York, Alvin Cullum
YORK, ALVIN CULLUM
Alvin C. York was born the third child of eleven to William and Mary Brooks York in Pall Mall, Tennessee. York's family eked out an existence in a two-room cabin. York was raised as a country boy who had only attended school for nine months. In 1917, York's world was changed forever when he was drafted into the American Army. York resisted because of religious beliefs; his Church of Christ in Christian Union denounced killing. But because his church was not recognized by the draft board as a legitimate denomination, York could not be excused from service as a conscientious objector.
Sergeant Alvin C. York's amazing exploit near Chatel-Chehery in the Argonne Forest during World War I captured American imagination. On the foggy, rain soaked morning of October 8, 1918, York and seventeen doughboys received daunting orders to secure the Decauville Railroad in an attempt to disrupt German supply lines. Things went terribly awry, however, and the soldiers from Company G, 328th infantry, of the 82nd Division, found themselves behind enemy lines pinned down by withering machine-gun fire. York's best friend, Murray Savage, and eight other Americans lay dead. Acting Sergeant Bernard Early, suffering from multiple gunshot wounds, ordered York to silence the machine-gun nest. Armed only with his rifle, pistol, and a profound belief that God would protect him, Alvin C. York used his formidable skills as a marksman to take out the gun. When the smoke cleared, York and the seven survivors captured 132 German prisoners and delivered them to U.S. authorities. News of the event made York a household name and the most popular American hero of the war.

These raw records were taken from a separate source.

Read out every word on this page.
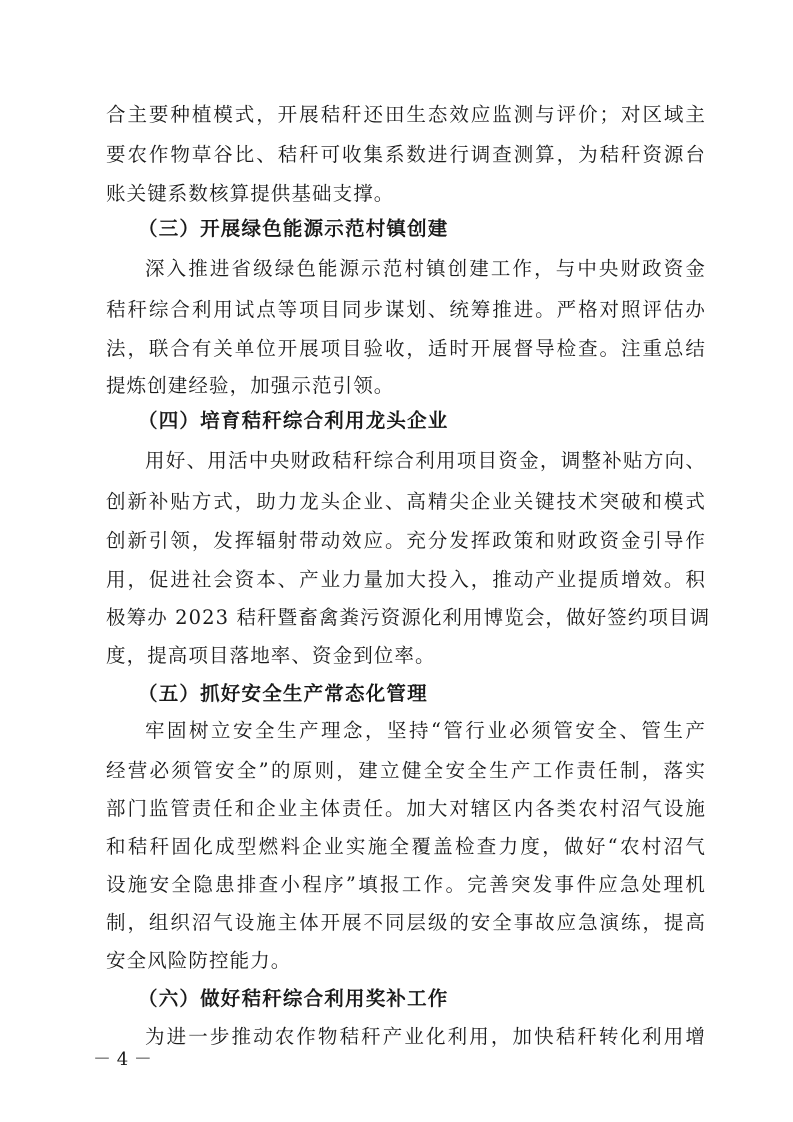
合主要种植模式，开展秸秆还田生态效应监测与评价；对区域主
要农作物草谷比、秸秆可收集系数进行调查测算，为秸秆资源台
账关键系数核算提供基础支撑。
（三）开展绿色能源示范村镇创建
深入推进省级绿色能源示范村镇创建工作，与中央财政资金
秸秆综合利用试点等项目同步谋划、统筹推进。严格对照评估办
法，联合有关单位开展项目验收，适时开展督导检查。注重总结
提炼创建经验，加强示范引领。
（四）培育秸秆综合利用龙头企业
用好、用活中央财政秸秆综合利用项目资金，调整补贴方向、
创新补贴方式，助力龙头企业、高精尖企业关键技术突破和模式
创新引领，发挥辐射带动效应。充分发挥政策和财政资金引导作
用，促进社会资本、产业力量加大投入，推动产业提质增效。积
极筹办 2023 秸秆暨畜禽粪污资源化利用博览会，做好签约项目调
度，提高项目落地率、资金到位率。
（五）抓好安全生产常态化管理
牢固树立安全生产理念，坚持“管行业必须管安全、管生产
经营必须管安全”的原则，建立健全安全生产工作责任制，落实
部门监管责任和企业主体责任。加大对辖区内各类农村沼气设施
和秸秆固化成型燃料企业实施全覆盖检查力度，做好“农村沼气
设施安全隐患排查小程序”填报工作。完善突发事件应急处理机
制，组织沼气设施主体开展不同层级的安全事故应急演练，提高
安全风险防控能力。
（六）做好秸秆综合利用奖补工作
为进一步推动农作物秸秆产业化利用，加快秸秆转化利用增
－ 4 －
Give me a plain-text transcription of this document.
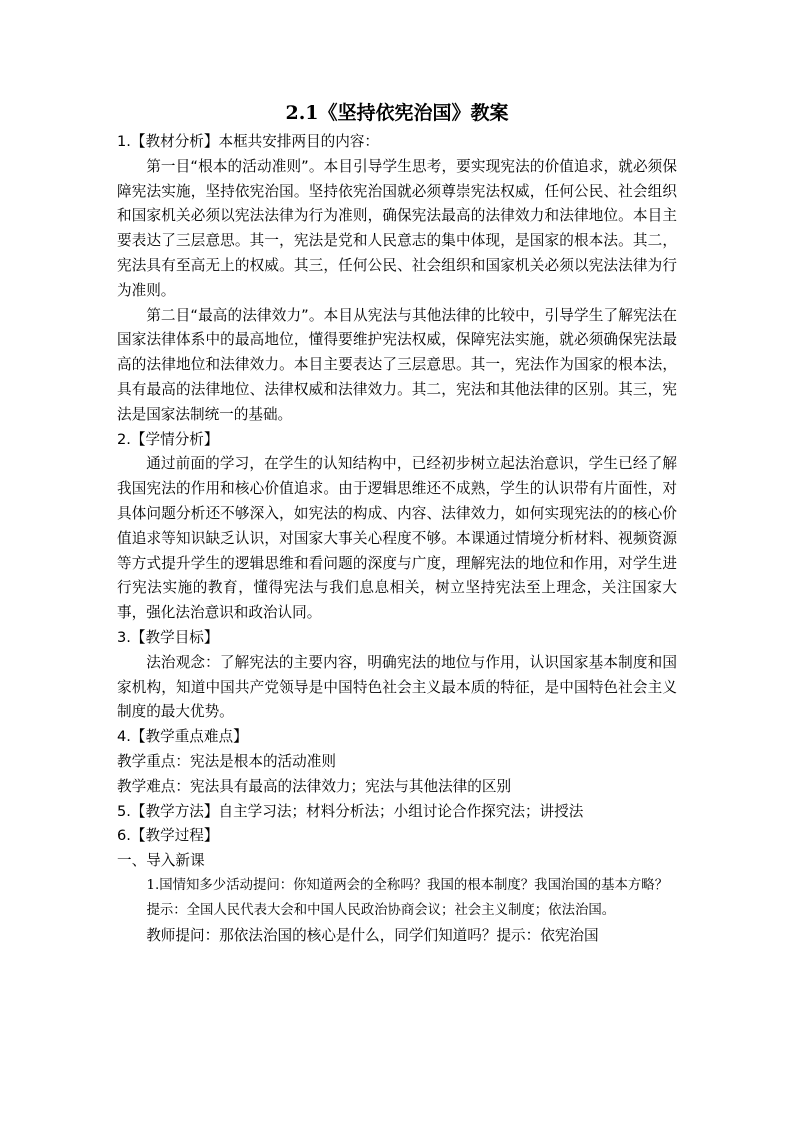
2.1《坚持依宪治国》教案

1.【教材分析】本框共安排两目的内容：

第一目“根本的活动准则”。本目引导学生思考，要实现宪法的价值追求，就必须保障宪法实施，坚持依宪治国。坚持依宪治国就必须尊崇宪法权威，任何公民、社会组织和国家机关必须以宪法法律为行为准则，确保宪法最高的法律效力和法律地位。本目主要表达了三层意思。其一，宪法是党和人民意志的集中体现，是国家的根本法。其二，宪法具有至高无上的权威。其三，任何公民、社会组织和国家机关必须以宪法法律为行为准则。

第二目“最高的法律效力”。本目从宪法与其他法律的比较中，引导学生了解宪法在国家法律体系中的最高地位，懂得要维护宪法权威，保障宪法实施，就必须确保宪法最高的法律地位和法律效力。本目主要表达了三层意思。其一，宪法作为国家的根本法，具有最高的法律地位、法律权威和法律效力。其二，宪法和其他法律的区别。其三，宪法是国家法制统一的基础。

2.【学情分析】

通过前面的学习，在学生的认知结构中，已经初步树立起法治意识，学生已经了解我国宪法的作用和核心价值追求。由于逻辑思维还不成熟，学生的认识带有片面性，对具体问题分析还不够深入，如宪法的构成、内容、法律效力，如何实现宪法的的核心价值追求等知识缺乏认识，对国家大事关心程度不够。本课通过情境分析材料、视频资源等方式提升学生的逻辑思维和看问题的深度与广度，理解宪法的地位和作用，对学生进行宪法实施的教育，懂得宪法与我们息息相关，树立坚持宪法至上理念，关注国家大事，强化法治意识和政治认同。

3.【教学目标】

法治观念：了解宪法的主要内容，明确宪法的地位与作用，认识国家基本制度和国家机构，知道中国共产党领导是中国特色社会主义最本质的特征，是中国特色社会主义制度的最大优势。

4.【教学重点难点】

教学重点：宪法是根本的活动准则

教学难点：宪法具有最高的法律效力；宪法与其他法律的区别

5.【教学方法】自主学习法；材料分析法；小组讨论合作探究法；讲授法

6.【教学过程】

一、导入新课

1.国情知多少活动提问：你知道两会的全称吗？我国的根本制度？我国治国的基本方略？

提示：全国人民代表大会和中国人民政治协商会议；社会主义制度；依法治国。

教师提问：那依法治国的核心是什么，同学们知道吗？提示：依宪治国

While the near mythic feat is worthy of awe and respect, it is not the way "Big 'un," the redheaded mountaineer from Pall Mall, Tennessee, wanted to be remembered. York's life, though defined for most by Gary Cooper's Academy Award winning portrayal in the Warner Bros. film Sergeant York (1941), was more interesting than the film character, especially after the war. When York returned to New York in May, 1919, he found himself the object of the city's attention. A ticker tape parade down Fifth Avenue and a suite of rooms at the Waldorf Astoria awaited him. Influential people offered him outstanding sums of money for endorsements of products, public appearances, and shooting
demonstrations, all of which York turned down because he believed no one should profit from taking the lives of others. He returned home intent on two things: marrying Gracie Williams, and improving education in his region. As events heated up in the Europe during the 1930s, York initially spoke out against American intervention. He joined the Emergency Peace Campaign organized by the eminent churchman Harry Emerson Fosdick. From 1936 to 1939, York traveled the country condemning the first World War while promoting Progressive reforms. His stance changed, however, as a result of his relationship with Warner Bros., a Hollywood film company. In 1940, he agreed to have Warner Bros. make a film of his life.
Through his association with Warner Bros., York became a member of the Fight For Freedom Committee (FFF) created in direct opposition to the isolationist (and some would say pro-Nazi) America First Committee. In his capacity as a spokesman for the FFF, York found himself diametrically opposed to the stance of another great American hero, Charles Lindbergh. The two men squared off against each other through 1940 and 1941, representing the two poles of American thought regarding the war in Europe. Lindbergh argued that the Nazis posed no threat to the United States. Lindbergh claimed that the British, Hollywood, and Jews were agitating for war. York argued that the Nazis threatened freedom, democracy, and the American way of life.
When the U.S. entered World War II, Sergeant York was used as a recruiting tool. The movie about his World War I heroics won two Academy Awards. York tried to reenlist, but was prevented by poor health. Instead, he worked in the Signal Corps to boost American morale. He visited training camps, demonstrated his shooting skills, and signed autographs. York also had a weekly newspaper column, "Sergeant York Says," and broadcast a weekly radio program, "Tennessee Americans," over the Mutual Broadcasting System throughout the war. He reinforced his image as hero and patriot to the war effort.
When the war ended, troubles awaited him. His mythic image did not shield him from the Internal Revenue Service, which demanded taxes on revenue from the movie. Obesity, stress, and other factors led to a stroke in 1948, the first in a series of several strokes that would leave York, still hounded by the IRS, bedridden for the last ten years of his life. Friends, neighbors, and the American Legion launched a campaign to bail him out of his debt. In 1963, President John F. Kennedy persuaded the IRS to reduce his debt, take a portion of the money raised, and allow the Sergeant to live out the remainder of his life in dignity. Less than a year later, a frail and exhausted York died. He was buried in the cemetery of the Wolf Creek Methodist Church with full military honors.
Birdwell, Michael E. Celluloid Soldiers: Warner Bros. Campaign Against Nazism. New York: New York University Press, 1999.
Cooke, James J. The All-Americans at War: The 82nd Division in the Great War, 1917–1918. West Port, Connecticut: Praeger, 1999.
Lee, David D. Sergeant York: An American Hero. Lexington: University Press of Kentucky, 1985.